His tendency to inject cynicism and outrage into his montages during the second World War leads into direct comparison to Heartfield's work in the same vein. Images of Hitler with a skull for a face or with blood streaming from his eyes and mouth or a flight of fantasy to single handedly stop the dictator in Bloomfield vs. Hitler that depicts a plane flying over Hitler's head with a bomb strapped to the undercarriage that has Blumenfeld's name scrawled onto the side. (On the bomb is written Bloomfeld, but one of his stage names was Bloomfeld).

As a photographer Blumenfeld continued montage inspired techniques into the world of fashion and some of his creations that appeared in French Vogue reflect this. Some were repeated motifs that derive from his earlier montage. One series depicts women's fashion juxtaposed against cold industrial structures and arial cityscapes.

Erwin Blumenfeld: I Was Nothing But a Berliner is a well produced book in keeping with many of Hatje Cantz's publications. It is very text heavy but is interspersed with illustrations throughout. This isn't always my favorite approach as the work is constantly in competition with the layout but this approach may minimize a certain jumbled and disparate feel that the work has on the whole. He tried many things and, as I mentioned before, he didn't intend for much of this work to be viewed publicly so his freedom of expression and experimentation is what is to be enjoyed here.

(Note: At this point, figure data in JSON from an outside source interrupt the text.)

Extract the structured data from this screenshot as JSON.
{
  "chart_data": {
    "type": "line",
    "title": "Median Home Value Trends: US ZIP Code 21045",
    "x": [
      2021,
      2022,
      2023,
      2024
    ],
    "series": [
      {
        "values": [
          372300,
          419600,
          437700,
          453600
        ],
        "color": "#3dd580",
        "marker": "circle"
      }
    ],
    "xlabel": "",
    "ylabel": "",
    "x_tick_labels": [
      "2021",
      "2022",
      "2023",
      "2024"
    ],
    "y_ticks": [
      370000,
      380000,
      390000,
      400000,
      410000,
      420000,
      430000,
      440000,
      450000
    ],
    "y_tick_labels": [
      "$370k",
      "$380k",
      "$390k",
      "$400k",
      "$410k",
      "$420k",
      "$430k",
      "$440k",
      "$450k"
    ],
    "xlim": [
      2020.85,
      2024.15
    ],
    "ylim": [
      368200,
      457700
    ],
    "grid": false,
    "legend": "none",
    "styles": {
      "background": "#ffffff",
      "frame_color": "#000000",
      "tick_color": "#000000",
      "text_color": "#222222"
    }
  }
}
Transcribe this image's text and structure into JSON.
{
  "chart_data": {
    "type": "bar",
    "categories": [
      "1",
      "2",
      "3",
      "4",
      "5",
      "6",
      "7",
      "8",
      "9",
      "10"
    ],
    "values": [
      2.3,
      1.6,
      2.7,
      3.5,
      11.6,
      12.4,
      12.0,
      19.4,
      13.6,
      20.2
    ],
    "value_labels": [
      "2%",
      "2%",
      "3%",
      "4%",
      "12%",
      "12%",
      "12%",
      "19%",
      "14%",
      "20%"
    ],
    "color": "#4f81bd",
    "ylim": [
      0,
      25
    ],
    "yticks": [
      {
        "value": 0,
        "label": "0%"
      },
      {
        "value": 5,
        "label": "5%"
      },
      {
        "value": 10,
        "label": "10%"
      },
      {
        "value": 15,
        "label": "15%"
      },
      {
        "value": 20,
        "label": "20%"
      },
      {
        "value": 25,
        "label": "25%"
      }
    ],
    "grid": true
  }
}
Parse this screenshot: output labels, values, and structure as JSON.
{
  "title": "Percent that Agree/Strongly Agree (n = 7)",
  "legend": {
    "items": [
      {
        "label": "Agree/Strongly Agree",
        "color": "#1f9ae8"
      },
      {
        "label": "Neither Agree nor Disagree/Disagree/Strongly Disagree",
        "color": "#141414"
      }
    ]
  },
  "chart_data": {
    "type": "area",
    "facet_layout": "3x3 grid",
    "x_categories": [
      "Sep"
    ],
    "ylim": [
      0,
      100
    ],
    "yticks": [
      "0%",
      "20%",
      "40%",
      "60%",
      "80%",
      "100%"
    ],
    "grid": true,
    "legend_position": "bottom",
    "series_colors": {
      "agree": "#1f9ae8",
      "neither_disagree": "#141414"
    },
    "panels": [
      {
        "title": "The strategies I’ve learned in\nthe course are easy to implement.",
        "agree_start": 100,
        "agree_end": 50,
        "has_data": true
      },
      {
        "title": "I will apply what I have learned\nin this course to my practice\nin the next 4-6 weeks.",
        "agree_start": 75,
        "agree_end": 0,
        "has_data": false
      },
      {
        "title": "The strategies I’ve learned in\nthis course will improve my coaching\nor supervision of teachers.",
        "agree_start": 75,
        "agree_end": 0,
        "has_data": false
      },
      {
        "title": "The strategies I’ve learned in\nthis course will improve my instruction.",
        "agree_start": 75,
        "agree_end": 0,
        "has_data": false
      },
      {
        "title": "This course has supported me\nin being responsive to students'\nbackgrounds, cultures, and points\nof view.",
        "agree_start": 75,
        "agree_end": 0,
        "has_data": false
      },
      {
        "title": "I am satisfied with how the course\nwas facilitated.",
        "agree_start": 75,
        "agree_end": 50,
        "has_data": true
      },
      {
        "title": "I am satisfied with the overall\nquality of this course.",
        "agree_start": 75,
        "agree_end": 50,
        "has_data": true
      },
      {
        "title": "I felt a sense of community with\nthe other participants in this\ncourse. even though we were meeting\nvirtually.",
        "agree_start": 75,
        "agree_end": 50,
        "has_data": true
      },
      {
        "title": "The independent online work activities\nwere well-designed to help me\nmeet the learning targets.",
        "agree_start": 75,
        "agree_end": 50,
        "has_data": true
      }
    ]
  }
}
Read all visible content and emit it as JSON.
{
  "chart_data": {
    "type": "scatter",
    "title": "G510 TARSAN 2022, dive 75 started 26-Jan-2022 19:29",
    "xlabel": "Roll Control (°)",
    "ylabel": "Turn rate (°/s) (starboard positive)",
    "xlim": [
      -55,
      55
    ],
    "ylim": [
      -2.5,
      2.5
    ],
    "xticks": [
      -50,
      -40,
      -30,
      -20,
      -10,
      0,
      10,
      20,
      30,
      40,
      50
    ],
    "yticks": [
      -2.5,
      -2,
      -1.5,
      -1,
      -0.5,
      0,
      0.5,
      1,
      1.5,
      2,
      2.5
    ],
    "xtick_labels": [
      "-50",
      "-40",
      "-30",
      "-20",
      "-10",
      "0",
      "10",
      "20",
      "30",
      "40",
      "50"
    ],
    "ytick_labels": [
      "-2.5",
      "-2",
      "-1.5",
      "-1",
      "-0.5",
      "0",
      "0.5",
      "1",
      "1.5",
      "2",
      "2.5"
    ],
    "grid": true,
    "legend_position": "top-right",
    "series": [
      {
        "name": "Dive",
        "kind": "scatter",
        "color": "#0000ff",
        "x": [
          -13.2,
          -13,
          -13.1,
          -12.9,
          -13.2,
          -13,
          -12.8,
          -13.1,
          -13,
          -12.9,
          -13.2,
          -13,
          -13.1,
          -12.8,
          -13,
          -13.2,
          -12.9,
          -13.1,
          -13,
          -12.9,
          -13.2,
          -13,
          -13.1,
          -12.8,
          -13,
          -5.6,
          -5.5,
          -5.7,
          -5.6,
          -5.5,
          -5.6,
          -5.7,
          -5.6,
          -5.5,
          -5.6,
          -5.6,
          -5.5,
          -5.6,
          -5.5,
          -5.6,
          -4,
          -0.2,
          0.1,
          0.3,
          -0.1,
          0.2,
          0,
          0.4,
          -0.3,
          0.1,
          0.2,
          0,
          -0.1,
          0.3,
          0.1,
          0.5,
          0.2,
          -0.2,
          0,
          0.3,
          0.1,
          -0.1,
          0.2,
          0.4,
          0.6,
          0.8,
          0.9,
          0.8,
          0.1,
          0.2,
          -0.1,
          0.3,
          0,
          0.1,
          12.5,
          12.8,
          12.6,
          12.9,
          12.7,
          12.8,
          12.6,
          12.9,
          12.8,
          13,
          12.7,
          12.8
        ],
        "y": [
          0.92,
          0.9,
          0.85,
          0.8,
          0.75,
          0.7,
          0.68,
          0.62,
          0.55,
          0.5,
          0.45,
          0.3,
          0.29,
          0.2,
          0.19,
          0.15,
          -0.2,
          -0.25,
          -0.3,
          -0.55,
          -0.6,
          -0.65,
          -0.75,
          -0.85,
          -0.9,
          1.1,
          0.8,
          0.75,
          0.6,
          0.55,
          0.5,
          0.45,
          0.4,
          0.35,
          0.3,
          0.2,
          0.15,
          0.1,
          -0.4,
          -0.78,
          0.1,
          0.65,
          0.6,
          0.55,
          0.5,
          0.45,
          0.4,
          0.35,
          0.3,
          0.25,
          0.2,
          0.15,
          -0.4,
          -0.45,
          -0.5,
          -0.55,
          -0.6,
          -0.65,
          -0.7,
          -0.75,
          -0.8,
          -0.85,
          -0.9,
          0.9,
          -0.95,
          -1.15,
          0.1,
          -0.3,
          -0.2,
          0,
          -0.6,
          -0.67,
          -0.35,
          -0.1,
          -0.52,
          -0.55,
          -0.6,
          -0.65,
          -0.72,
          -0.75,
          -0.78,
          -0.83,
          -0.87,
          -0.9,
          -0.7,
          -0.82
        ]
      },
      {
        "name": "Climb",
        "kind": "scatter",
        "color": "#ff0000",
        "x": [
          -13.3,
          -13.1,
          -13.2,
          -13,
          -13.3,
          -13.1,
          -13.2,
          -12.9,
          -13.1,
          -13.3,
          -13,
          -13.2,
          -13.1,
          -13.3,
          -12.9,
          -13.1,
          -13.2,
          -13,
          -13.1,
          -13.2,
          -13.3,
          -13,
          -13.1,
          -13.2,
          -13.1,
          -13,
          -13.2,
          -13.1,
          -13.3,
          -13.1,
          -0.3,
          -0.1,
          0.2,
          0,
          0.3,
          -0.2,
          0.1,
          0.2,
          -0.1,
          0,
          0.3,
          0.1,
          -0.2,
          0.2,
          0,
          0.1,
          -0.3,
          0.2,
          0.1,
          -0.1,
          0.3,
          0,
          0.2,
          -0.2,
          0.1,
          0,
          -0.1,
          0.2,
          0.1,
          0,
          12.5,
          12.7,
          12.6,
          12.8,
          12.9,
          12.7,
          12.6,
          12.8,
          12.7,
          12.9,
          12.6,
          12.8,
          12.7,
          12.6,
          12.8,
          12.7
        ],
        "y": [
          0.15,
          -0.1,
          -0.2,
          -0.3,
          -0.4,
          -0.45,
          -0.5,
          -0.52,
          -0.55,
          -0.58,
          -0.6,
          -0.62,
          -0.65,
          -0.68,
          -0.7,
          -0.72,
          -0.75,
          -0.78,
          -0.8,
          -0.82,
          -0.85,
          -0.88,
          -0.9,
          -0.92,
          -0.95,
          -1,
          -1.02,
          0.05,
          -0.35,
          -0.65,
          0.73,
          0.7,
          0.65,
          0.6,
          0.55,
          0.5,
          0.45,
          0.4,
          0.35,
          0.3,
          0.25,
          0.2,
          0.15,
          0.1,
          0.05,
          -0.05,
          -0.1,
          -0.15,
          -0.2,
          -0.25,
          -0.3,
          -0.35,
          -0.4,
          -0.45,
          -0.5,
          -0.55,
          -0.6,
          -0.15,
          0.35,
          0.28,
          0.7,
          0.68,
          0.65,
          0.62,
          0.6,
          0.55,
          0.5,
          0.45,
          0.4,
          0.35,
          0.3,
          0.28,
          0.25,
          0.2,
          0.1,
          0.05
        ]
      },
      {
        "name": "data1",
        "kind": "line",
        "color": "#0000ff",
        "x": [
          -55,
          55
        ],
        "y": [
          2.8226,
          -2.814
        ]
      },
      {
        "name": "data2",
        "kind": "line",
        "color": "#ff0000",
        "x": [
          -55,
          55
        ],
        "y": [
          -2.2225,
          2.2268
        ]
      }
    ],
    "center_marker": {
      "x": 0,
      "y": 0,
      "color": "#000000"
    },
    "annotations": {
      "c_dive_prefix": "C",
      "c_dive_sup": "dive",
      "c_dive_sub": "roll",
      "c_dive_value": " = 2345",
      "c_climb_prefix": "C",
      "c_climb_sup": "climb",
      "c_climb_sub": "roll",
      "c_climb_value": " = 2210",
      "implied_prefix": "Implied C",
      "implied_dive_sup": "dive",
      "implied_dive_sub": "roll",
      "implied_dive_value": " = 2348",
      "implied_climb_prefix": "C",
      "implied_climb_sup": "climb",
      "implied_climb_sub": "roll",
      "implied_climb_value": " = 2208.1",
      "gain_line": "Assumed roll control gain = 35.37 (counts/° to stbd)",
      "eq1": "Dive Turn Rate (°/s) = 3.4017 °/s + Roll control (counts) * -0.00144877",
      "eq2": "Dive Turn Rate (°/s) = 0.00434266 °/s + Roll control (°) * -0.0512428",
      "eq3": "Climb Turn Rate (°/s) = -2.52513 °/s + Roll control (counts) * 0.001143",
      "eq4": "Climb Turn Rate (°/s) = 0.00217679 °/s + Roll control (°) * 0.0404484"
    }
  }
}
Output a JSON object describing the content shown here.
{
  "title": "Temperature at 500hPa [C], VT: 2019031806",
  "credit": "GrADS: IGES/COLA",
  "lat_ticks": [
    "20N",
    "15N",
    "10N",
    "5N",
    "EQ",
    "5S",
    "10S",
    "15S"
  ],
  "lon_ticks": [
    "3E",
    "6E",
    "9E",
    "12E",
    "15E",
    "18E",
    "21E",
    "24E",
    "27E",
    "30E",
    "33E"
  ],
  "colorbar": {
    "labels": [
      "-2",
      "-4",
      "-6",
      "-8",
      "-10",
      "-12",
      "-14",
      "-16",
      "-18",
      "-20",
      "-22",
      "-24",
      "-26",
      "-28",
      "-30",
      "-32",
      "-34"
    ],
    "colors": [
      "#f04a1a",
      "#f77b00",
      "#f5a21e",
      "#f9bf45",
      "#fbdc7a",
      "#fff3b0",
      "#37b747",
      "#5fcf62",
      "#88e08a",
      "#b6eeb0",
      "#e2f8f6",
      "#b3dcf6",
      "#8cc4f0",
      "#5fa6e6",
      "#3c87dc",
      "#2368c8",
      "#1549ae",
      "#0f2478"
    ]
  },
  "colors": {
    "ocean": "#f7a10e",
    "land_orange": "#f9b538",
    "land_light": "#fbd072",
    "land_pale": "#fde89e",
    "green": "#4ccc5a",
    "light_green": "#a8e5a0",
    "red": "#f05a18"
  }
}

The texts by Helen Adkins give complete detail to his life and a fine look into this artist whose experiments placed him on parallel track to the more "well known" makers of montage of his time. "Who did what first" is not necessarily the question to be answered, "who accomplished what" is more interesting and Blumenfeld has finally found, through the efforts of this book, a deserving place in montage history as an innovator and a contender.